What researchers at UT Southwestern have discovered is that hormone resistant prostate cancer is driven by a pathway that circumvents the male hormone testosterone. As lead researcher Dr. Nima Sharifi explains it, “The general assumption is that the tumour accelerates through testosterone when, in fact, the pathway goes around it to the most potent hormone.” He continues, “We both found the existence of this pathway in models and patients and have shown that these resistant tumours are clearly driven by this other pathway.”

In slightly more scientific terms, the discovery can be described this way. A tumour becomes hormone resistant when it begins to make its own potent androgen (or male hormone), specifically, DHT or dihydrotestosterone. This androgen is normally synthesized in the prostate, testes, hair follicles, and adrenal glands by 5α-reductase, an enzyme that reduces the hormone testosterone to form the more potent androgen dihydrotestosterone. In castration resistant prostate cancer, the synthesis of DHT is widely assumed to require the 5α-reduction of testosterone as its precursor, and the increased expression of steroid-5α-reductase isoenzyme-1 (SRD5A1) over SRD5A2 is thought to reflect its role in converting testosterone to DHT. The researchers show, however, that the dominant route of DHT synthesis in hormone resistant tumours bypasses testosterone and instead requires the 5α-reduction of androstenedione by SRD5A1 to 5α-androstanedione, which is then converted to DHT.

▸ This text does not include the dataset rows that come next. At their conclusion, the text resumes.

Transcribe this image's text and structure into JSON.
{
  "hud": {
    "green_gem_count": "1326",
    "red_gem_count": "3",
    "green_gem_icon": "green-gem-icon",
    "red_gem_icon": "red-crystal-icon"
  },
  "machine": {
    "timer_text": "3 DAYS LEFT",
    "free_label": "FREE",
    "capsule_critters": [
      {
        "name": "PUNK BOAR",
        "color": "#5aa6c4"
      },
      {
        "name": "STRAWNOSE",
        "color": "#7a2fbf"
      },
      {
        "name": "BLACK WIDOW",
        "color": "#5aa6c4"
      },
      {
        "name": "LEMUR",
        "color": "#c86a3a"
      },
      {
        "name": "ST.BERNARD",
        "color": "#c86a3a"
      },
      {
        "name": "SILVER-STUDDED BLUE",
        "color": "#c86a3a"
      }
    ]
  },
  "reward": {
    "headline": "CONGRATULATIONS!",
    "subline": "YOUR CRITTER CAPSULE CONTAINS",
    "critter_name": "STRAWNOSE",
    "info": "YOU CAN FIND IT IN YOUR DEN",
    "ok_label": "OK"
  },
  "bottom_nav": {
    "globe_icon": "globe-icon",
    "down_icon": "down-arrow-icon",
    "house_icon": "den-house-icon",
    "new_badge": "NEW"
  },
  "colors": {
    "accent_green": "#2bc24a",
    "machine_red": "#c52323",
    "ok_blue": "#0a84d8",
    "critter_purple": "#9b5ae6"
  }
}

This discovery has significant implications for the development of new treatments. In fact, it reframes the fundamental metabolic pathway that drives the progression of advanced, hormone resistant prostate cancer. “This now suggests that a potential drug target is one step upstream in the pathway,” reports Dr. Sharifi. “This can be thought of as charting a map of the correct pathway. You have to figure out which way the river flows before you can block the river.”

Another potential benefit stemming from this discovery is the development of accurate indicators of response or resistance to hormonal therapy. These biomarkers may eventually help doctors identify why and exactly how tumours become hormone resistant.

“Our findings will change the framework for the way people think about this disease,” summarizes Dr. Sharifi.

References:
Kai-Hsiung Changa, Rui Lia, Mahboubeh Papari-Zareeib, Lori Watumullc, Yan Daniel Zhaod, Richard J. Auchusb, and Nima Sharifi, 27 July 2001 (pre-publication online), Dihydrotestosterone synthesis bypasses testosterone to drive castration-resistant prostate cancer, Proceedings of the National Academy of Sciences of the United States of America.

UT Southwestern Medical Center, 25 July 2011, UT Southwestern scientists discover new pathway to potential therapies for advanced prostate cancer, UT Southwestern Medical Center News Releases.